Researchers at Schulich School of Medicine and Dentistry, Western University, Ontario, Canada, reported a meta-analysis among AMD patients finding reduced incomes and reduced employment following diagnosis.  The study evaluated outcome measures such as lost wages due to reduced salaries, or missed work, and increased unemployment rate.  These results show that there may be significant impacts on patients’ well-being and mental-health for the new AMD patient and several supports and counselling outreach skills will be valuable to navigate any changes, for both patient and family members.  The researchers commented that, “understanding the effects of AMD on both patients and society is essential. While the impact on visual function has been extensively studied, the consequences of AMD-related vision loss and blindness extend beyond just vision issues. Previous research has indicated that individuals with AMD experience a significant decline in their quality of life, increased utilization of healthcare resources, and incur greater economic costs in comparison to matched controls.”

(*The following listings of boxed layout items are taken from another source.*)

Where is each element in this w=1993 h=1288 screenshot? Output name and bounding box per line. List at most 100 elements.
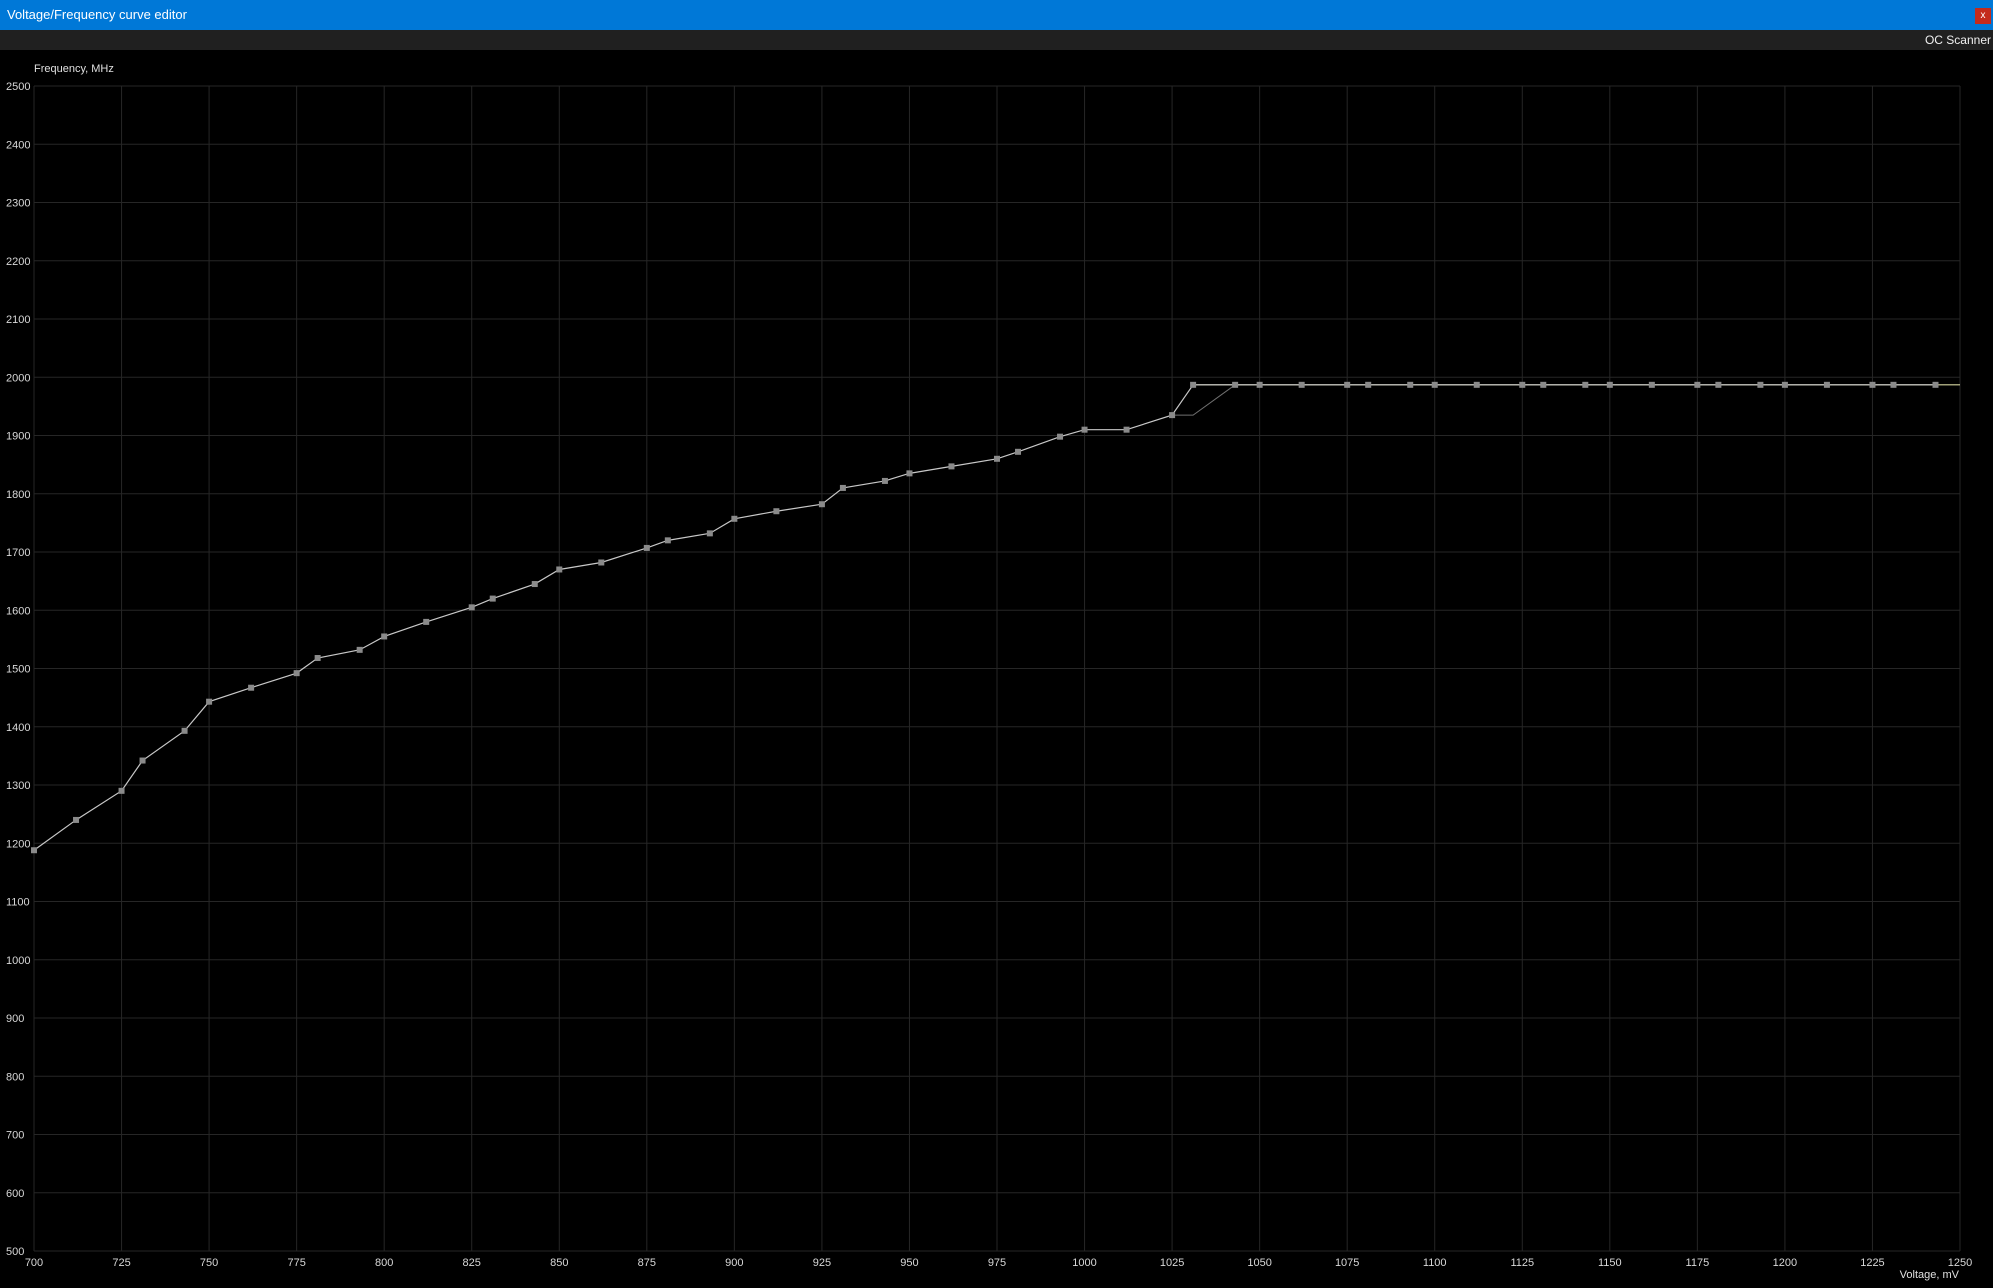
x-tick-label: 800 — [375, 1257, 393, 1269]
y-tick-label: 1600 — [6, 605, 30, 617]
x-tick-label: 1225 — [1860, 1257, 1884, 1269]
curve-point[interactable] — [248, 684, 255, 691]
chart-svg[interactable]: 700 725 750 775 800 825 850 875 900 925 950 975 1000… — [0, 50, 1993, 1288]
curve-point[interactable] — [1057, 433, 1064, 440]
y-tick-label: 1700 — [6, 547, 30, 559]
y-tick-label: 2200 — [6, 256, 30, 268]
curve-point[interactable] — [1869, 381, 1876, 388]
curve-point[interactable] — [1081, 426, 1088, 433]
y-tick-label: 1500 — [6, 664, 30, 676]
curve-point[interactable] — [839, 484, 846, 491]
vf-curve-chart[interactable]: Frequency, MHz Voltage, mV 700 725 750 775 8… — [0, 50, 1993, 1288]
curve-point[interactable] — [1932, 381, 1939, 388]
y-tick-label: 2400 — [6, 139, 30, 151]
curve-point[interactable] — [314, 655, 321, 662]
curve-point[interactable] — [1407, 381, 1414, 388]
curve-point[interactable] — [1648, 381, 1655, 388]
y-tick-label: 2000 — [6, 372, 30, 384]
curve-point[interactable] — [1344, 381, 1351, 388]
curve-point[interactable] — [381, 633, 388, 640]
x-tick-label: 725 — [112, 1257, 130, 1269]
x-tick-label: 1150 — [1598, 1257, 1622, 1269]
x-tick-label: 825 — [463, 1257, 481, 1269]
curve-point[interactable] — [1540, 381, 1547, 388]
toolbar: OC Scanner — [0, 30, 1993, 50]
curve-point[interactable] — [181, 727, 188, 734]
y-tick-label: 600 — [6, 1188, 24, 1200]
x-tick-label: 1100 — [1423, 1257, 1447, 1269]
x-tick-label: 975 — [988, 1257, 1006, 1269]
x-tick-label: 1200 — [1773, 1257, 1797, 1269]
curve-point[interactable] — [1169, 412, 1176, 419]
curve-point[interactable] — [293, 670, 300, 677]
curve-point[interactable] — [31, 847, 37, 854]
x-tick-label: 925 — [813, 1257, 831, 1269]
oc-scanner-button[interactable]: OC Scanner — [1925, 30, 1991, 50]
y-tick-label: 1200 — [6, 838, 30, 850]
vf-curve-line — [33, 384, 1936, 851]
curve-point[interactable] — [1473, 381, 1480, 388]
y-tick-label: 1100 — [6, 897, 30, 909]
close-button[interactable]: x — [1975, 8, 1991, 24]
curve-point[interactable] — [468, 604, 475, 611]
curve-point[interactable] — [1431, 381, 1438, 388]
y-tick-label: 700 — [6, 1130, 24, 1142]
y-tick-label: 2300 — [6, 198, 30, 210]
curve-point[interactable] — [1823, 381, 1830, 388]
curve-point[interactable] — [489, 595, 496, 602]
y-tick-label: 1400 — [6, 722, 30, 734]
y-tick-label: 2500 — [6, 81, 30, 93]
curve-point[interactable] — [598, 559, 605, 566]
curve-point[interactable] — [1715, 381, 1722, 388]
x-tick-label: 775 — [287, 1257, 305, 1269]
curve-point[interactable] — [818, 501, 825, 508]
curve-point[interactable] — [664, 537, 671, 544]
curve-point[interactable] — [706, 530, 713, 537]
curve-point[interactable] — [906, 470, 913, 477]
window-title: Voltage/Frequency curve editor — [7, 7, 187, 22]
x-tick-label: 750 — [200, 1257, 218, 1269]
curve-point[interactable] — [1256, 381, 1263, 388]
curve-point[interactable] — [118, 787, 125, 794]
y-tick-label: 2100 — [6, 314, 30, 326]
curve-point[interactable] — [994, 455, 1000, 462]
x-tick-label: 950 — [900, 1257, 918, 1269]
curve-point[interactable] — [1015, 448, 1022, 455]
curve-point[interactable] — [1123, 426, 1130, 433]
curve-point[interactable] — [1190, 381, 1197, 388]
y-tick-label: 500 — [6, 1246, 24, 1258]
curve-point[interactable] — [731, 515, 738, 522]
y-tick-label: 1300 — [6, 780, 30, 792]
curve-point[interactable] — [556, 566, 563, 573]
curve-point[interactable] — [206, 698, 213, 705]
curve-point[interactable] — [881, 477, 888, 484]
curve-point[interactable] — [1606, 381, 1613, 388]
x-tick-label: 1050 — [1247, 1257, 1271, 1269]
curve-point[interactable] — [356, 646, 363, 653]
curve-point[interactable] — [948, 463, 955, 470]
curve-point[interactable] — [423, 618, 430, 625]
curve-point[interactable] — [1757, 381, 1764, 388]
curve-point[interactable] — [1781, 381, 1788, 388]
x-tick-label: 700 — [25, 1257, 43, 1269]
curve-point[interactable] — [773, 508, 780, 515]
curve-point[interactable] — [1298, 381, 1305, 388]
y-tick-label: 800 — [6, 1071, 24, 1083]
curve-point[interactable] — [1890, 381, 1897, 388]
curve-point[interactable] — [73, 816, 80, 823]
curve-point[interactable] — [1365, 381, 1372, 388]
curve-point[interactable] — [1582, 381, 1589, 388]
curve-point[interactable] — [531, 581, 538, 588]
y-tick-label: 1000 — [6, 955, 30, 967]
curve-point[interactable] — [1519, 381, 1526, 388]
curve-point[interactable] — [139, 757, 146, 764]
curve-point[interactable] — [1232, 381, 1239, 388]
y-tick-label: 900 — [6, 1013, 24, 1025]
x-tick-label: 1075 — [1335, 1257, 1359, 1269]
x-tick-label: 1025 — [1160, 1257, 1184, 1269]
y-tick-label: 1800 — [6, 489, 30, 501]
x-tick-label: 850 — [550, 1257, 568, 1269]
curve-point[interactable] — [1694, 381, 1701, 388]
curve-point[interactable] — [643, 544, 650, 551]
x-tick-label: 1175 — [1686, 1257, 1710, 1269]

In this current study, 679 records were identified, following which 5 studies were used for the meta-analysis, assessed by qualitative and quantitative review of the articles. Most of the studies for the analysis comprised significant large sample sizes, ranging from 103 to 2,823,352 participants.  The available data indicated that most participants were elderly, with a mean age ranging from 66.1 to 81.6 years. Mean “wages lost” due to a reduced salary (potentially a demotion at work, poor performance, lack of skills, fewer responsibilities, less time spent at work) ranged from $3,974 USD to $9,765 USD per annum. Mean wages lost due to unemployment ranged from $22,314 USD to $58,886 USD a year.  In brief, patients with AMD experience impaired work productivity as demonstrated by the lost income and significantly higher rates of unemployment, a rate attributed to AMD ranging from 5.5% to 77.0%.

On reviewing the data, the researchers found that it was “crucial to understand how decreased visual acuity and quality of life caused by AMD directly relates to decreased work productivity and unemployment”. Patients with AMD often experience a decline in central vision while retaining peripheral vision. The loss of central vision caused by AMD significantly hinders an individual’s ability to carry out tasks such as reading, writing, driving, using digital devices, and recognizing faces.  According to the study, “it has been shown that physicians often underestimate the effects of AMD on productivity, income, and unemployment.”  In conclusion, and in particular with regards to future healthcare planning, the clinicians commented that, “it is important to be conscientious of how AMD can impair a patient’s work productivity and the entailing economic consequences, especially considering the aging population, and shifting labour market.”